Enhancement of positive magnetoresistance following a magnetic-field-induced ferromagnetic transition in an intermetallic compound, Tb5Si3

TL;DR

This study reveals a field-induced ferromagnetic transition in Tb5Si3 that unexpectedly increases electrical resistivity, leading to enhanced positive magnetoresistance across a range of temperatures, with the transition's order changing with temperature.

Contribution

It demonstrates a novel positive magnetoresistance effect associated with a magnetic-field-induced transition in Tb5Si3, highlighting a temperature-dependent change in the transition's nature.

Findings

Ferromagnetic transition occurs near 60 kOe below 69 K.

Electrical resistivity increases sharply after the transition.

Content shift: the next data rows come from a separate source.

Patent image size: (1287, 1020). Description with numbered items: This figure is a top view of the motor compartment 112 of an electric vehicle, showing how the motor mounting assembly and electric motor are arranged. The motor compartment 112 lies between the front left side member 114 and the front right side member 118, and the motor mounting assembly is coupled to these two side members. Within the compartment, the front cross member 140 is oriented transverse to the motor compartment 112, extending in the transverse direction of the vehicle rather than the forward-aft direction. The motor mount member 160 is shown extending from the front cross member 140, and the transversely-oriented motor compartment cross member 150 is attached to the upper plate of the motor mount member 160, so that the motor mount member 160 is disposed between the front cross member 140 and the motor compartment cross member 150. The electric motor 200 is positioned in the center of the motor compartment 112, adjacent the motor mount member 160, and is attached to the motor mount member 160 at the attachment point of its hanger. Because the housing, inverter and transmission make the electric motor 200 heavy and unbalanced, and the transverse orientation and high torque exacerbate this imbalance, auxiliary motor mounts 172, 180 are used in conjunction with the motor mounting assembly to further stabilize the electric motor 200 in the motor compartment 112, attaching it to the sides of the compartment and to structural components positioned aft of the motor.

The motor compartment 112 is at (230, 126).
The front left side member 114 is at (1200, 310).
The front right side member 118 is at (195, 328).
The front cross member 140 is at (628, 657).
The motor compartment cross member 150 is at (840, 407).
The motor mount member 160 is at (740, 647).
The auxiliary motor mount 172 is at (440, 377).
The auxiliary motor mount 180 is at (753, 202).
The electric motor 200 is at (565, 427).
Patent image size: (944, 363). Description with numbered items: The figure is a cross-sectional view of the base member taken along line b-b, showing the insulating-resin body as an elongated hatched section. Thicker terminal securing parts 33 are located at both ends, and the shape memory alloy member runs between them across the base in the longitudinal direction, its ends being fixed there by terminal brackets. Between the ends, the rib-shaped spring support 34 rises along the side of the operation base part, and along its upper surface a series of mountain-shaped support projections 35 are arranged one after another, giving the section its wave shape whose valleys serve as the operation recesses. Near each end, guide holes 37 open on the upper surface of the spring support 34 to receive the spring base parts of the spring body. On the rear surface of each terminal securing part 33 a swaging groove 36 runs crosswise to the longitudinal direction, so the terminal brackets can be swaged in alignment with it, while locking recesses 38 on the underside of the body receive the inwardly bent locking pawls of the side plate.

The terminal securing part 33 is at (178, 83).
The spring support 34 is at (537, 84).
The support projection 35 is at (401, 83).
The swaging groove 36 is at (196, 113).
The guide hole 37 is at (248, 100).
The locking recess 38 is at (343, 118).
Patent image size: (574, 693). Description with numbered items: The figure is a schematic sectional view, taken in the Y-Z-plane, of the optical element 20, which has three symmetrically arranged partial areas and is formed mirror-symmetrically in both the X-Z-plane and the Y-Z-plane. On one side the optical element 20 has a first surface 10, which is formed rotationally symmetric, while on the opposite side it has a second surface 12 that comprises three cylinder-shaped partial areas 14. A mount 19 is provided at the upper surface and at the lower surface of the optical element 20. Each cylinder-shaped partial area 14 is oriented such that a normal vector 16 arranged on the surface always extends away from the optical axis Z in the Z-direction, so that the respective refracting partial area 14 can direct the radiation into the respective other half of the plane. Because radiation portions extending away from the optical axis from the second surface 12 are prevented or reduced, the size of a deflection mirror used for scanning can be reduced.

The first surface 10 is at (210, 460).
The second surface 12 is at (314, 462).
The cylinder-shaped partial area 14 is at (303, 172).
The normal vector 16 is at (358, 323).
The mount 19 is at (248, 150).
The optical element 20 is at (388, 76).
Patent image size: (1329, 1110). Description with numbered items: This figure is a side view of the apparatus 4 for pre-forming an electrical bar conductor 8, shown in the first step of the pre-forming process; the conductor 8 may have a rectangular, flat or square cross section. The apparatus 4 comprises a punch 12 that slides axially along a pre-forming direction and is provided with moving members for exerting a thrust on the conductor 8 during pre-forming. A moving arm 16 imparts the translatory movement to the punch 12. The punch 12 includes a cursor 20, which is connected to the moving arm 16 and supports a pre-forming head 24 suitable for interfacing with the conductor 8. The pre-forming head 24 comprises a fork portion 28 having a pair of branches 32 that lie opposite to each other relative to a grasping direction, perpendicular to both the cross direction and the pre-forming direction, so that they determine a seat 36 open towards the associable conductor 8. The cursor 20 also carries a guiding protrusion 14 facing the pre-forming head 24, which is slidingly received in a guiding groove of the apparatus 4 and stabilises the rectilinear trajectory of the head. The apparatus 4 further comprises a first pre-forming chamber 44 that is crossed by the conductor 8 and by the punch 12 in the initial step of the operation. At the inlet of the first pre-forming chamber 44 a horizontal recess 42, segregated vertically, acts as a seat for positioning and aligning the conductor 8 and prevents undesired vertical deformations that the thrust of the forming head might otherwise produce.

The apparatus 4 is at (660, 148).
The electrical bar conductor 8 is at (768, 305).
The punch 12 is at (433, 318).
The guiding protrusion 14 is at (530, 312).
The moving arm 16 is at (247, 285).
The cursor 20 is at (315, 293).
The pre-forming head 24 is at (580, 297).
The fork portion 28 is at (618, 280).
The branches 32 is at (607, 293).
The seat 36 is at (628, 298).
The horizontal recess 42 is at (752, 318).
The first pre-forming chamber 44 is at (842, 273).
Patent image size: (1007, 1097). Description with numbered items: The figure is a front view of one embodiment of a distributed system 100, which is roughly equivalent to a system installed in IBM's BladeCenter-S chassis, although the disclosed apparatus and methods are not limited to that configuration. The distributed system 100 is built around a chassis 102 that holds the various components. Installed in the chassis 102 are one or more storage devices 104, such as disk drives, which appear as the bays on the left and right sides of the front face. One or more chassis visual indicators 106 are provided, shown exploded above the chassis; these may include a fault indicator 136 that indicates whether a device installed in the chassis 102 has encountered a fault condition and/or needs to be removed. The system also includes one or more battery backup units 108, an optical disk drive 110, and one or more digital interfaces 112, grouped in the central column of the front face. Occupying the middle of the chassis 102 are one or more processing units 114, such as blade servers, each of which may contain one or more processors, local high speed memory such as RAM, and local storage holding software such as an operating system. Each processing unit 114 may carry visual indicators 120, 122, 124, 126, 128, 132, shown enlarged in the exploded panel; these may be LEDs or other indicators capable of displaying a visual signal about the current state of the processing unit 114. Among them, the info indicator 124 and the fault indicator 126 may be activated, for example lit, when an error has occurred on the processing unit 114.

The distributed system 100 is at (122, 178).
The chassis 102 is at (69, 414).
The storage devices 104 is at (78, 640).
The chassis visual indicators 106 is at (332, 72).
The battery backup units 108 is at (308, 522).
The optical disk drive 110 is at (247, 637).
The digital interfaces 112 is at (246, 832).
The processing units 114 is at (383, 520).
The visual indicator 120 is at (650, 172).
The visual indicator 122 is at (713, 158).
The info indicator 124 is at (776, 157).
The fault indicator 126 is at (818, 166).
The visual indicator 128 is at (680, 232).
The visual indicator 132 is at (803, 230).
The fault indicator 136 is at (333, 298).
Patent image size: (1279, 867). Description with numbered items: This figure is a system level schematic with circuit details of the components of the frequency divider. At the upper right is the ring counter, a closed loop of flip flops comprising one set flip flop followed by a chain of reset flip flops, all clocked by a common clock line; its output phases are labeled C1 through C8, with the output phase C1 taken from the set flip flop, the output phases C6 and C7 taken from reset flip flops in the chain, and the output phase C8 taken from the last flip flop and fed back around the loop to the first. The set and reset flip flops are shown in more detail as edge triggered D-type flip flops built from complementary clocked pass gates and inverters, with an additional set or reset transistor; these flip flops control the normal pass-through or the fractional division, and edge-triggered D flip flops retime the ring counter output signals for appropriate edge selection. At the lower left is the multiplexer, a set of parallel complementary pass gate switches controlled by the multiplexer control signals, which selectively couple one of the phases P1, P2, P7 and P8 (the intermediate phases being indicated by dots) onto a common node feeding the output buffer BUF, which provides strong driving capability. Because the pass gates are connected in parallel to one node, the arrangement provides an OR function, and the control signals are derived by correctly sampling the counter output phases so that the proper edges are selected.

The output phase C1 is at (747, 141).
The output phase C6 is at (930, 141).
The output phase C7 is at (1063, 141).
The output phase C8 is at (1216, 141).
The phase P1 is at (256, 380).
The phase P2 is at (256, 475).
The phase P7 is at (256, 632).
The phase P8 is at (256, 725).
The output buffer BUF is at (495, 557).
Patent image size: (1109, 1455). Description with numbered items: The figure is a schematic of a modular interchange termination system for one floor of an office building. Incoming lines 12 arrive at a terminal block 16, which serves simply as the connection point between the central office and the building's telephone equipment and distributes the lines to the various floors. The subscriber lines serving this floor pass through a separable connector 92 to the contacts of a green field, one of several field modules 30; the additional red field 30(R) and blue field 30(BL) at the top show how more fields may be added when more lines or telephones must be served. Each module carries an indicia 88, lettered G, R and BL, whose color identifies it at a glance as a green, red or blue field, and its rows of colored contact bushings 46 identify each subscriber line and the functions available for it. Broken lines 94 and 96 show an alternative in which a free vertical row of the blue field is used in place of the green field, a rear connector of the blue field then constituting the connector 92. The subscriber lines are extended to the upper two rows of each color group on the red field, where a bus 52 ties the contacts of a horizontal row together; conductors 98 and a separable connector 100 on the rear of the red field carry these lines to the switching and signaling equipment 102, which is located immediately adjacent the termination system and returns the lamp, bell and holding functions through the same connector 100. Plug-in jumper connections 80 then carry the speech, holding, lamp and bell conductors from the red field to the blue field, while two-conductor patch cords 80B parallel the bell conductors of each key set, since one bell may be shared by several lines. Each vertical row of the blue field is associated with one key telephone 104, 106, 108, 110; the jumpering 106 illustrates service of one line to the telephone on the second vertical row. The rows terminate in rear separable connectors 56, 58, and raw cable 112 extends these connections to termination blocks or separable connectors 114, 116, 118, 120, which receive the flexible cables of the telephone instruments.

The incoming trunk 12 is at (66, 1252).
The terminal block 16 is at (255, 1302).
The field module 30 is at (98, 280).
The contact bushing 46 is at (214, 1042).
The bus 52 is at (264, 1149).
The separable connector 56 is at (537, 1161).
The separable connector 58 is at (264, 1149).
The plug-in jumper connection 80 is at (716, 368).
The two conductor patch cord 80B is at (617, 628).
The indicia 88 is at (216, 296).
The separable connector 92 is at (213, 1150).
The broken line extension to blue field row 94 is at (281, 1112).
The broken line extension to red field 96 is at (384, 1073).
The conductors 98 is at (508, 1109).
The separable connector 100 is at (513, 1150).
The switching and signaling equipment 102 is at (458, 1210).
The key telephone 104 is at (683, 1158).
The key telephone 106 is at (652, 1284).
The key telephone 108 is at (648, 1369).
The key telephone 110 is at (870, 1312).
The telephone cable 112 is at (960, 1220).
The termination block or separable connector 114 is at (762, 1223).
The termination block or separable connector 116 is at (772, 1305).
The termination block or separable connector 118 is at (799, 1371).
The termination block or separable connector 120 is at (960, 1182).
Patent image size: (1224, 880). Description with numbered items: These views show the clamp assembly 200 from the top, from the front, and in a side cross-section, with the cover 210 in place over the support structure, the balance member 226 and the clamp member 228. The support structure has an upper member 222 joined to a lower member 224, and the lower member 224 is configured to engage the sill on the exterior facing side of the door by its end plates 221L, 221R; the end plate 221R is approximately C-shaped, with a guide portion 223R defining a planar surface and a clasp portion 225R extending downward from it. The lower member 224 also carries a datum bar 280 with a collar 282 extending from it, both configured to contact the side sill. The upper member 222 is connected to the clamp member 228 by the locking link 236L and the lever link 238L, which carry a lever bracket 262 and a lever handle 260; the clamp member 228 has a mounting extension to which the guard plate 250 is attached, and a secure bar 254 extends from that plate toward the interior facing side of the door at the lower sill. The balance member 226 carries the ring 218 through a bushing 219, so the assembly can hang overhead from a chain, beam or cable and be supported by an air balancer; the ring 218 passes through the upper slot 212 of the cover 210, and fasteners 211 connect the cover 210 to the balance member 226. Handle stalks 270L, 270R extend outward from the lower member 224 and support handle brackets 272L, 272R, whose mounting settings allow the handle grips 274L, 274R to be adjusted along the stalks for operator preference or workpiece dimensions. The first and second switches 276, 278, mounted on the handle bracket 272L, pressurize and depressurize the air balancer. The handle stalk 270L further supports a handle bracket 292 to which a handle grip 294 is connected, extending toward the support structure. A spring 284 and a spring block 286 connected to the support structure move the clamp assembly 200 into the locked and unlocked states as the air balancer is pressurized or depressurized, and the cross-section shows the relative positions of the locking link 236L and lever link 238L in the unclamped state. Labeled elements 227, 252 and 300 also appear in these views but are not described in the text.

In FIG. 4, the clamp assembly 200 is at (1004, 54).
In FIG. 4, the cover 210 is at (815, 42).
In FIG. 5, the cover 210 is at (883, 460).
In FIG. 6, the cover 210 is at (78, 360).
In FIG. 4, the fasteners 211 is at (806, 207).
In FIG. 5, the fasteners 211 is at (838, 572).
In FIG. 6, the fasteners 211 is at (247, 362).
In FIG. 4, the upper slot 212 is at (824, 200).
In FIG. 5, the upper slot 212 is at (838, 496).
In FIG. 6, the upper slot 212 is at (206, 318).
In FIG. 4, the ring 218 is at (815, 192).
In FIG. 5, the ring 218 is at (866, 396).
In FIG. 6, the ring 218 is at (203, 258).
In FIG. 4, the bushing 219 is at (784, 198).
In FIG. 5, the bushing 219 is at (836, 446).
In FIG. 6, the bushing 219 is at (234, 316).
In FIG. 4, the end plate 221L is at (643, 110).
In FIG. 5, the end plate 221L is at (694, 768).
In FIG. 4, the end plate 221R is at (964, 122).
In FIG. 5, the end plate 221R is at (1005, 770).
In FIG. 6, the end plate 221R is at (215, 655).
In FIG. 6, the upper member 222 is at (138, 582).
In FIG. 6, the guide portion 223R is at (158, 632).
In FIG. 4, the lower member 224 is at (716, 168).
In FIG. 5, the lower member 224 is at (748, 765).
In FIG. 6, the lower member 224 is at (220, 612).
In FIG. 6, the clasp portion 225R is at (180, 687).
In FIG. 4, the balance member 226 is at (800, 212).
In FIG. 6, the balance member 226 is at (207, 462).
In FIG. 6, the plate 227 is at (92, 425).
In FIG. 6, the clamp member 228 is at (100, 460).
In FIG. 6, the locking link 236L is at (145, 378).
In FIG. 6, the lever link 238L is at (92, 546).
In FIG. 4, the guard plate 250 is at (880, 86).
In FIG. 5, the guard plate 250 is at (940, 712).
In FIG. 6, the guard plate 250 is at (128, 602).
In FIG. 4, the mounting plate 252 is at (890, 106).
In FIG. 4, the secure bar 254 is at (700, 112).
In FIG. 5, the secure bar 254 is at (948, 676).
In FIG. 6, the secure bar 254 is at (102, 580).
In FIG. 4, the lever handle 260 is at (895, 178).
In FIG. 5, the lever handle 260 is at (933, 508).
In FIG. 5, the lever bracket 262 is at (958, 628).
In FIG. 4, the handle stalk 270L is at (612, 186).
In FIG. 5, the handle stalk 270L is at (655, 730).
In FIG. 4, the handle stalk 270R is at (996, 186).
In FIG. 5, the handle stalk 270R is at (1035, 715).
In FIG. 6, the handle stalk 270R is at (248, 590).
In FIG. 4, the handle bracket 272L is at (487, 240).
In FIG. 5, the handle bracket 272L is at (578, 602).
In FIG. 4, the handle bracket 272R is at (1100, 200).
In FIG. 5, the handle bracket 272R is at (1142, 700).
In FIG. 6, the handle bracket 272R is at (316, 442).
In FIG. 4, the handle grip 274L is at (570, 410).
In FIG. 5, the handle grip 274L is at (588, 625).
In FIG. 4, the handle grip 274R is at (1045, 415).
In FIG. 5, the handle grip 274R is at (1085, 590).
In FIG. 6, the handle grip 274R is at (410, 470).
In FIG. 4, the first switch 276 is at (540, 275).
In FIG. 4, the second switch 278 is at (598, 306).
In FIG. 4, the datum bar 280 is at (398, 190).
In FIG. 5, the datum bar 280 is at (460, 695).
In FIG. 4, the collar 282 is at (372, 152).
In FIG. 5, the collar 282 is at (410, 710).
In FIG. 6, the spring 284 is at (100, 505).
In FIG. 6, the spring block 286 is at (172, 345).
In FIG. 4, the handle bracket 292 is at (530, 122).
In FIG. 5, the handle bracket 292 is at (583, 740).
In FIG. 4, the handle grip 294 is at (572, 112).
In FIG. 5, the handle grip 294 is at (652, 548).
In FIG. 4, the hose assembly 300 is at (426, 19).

Positive magnetoresistance is observed unexpectedly in the high-field state.

Abstract

We report the existence of a field-induced ferromagnetic transition in the magnetically ordered state (<69 K) of an intermetallic compound, Tb5Si3, and this transition is distinctly first-order at 1.8 K (near 60 kOe), whereas it appears to become second order near 20 K. The finding we stress is that the electrical resistivity becomes suddenly large in the high-field state after this transition and this is observed in the entire temperature range in the magnetically ordered state. Such an enhancement of 'positive' magnetoresistance (below 100 kOe) at the metamagnetic transition field is unexpected on the basis that the application of magnetic field should favor a low-resistive state due to alignment of spins.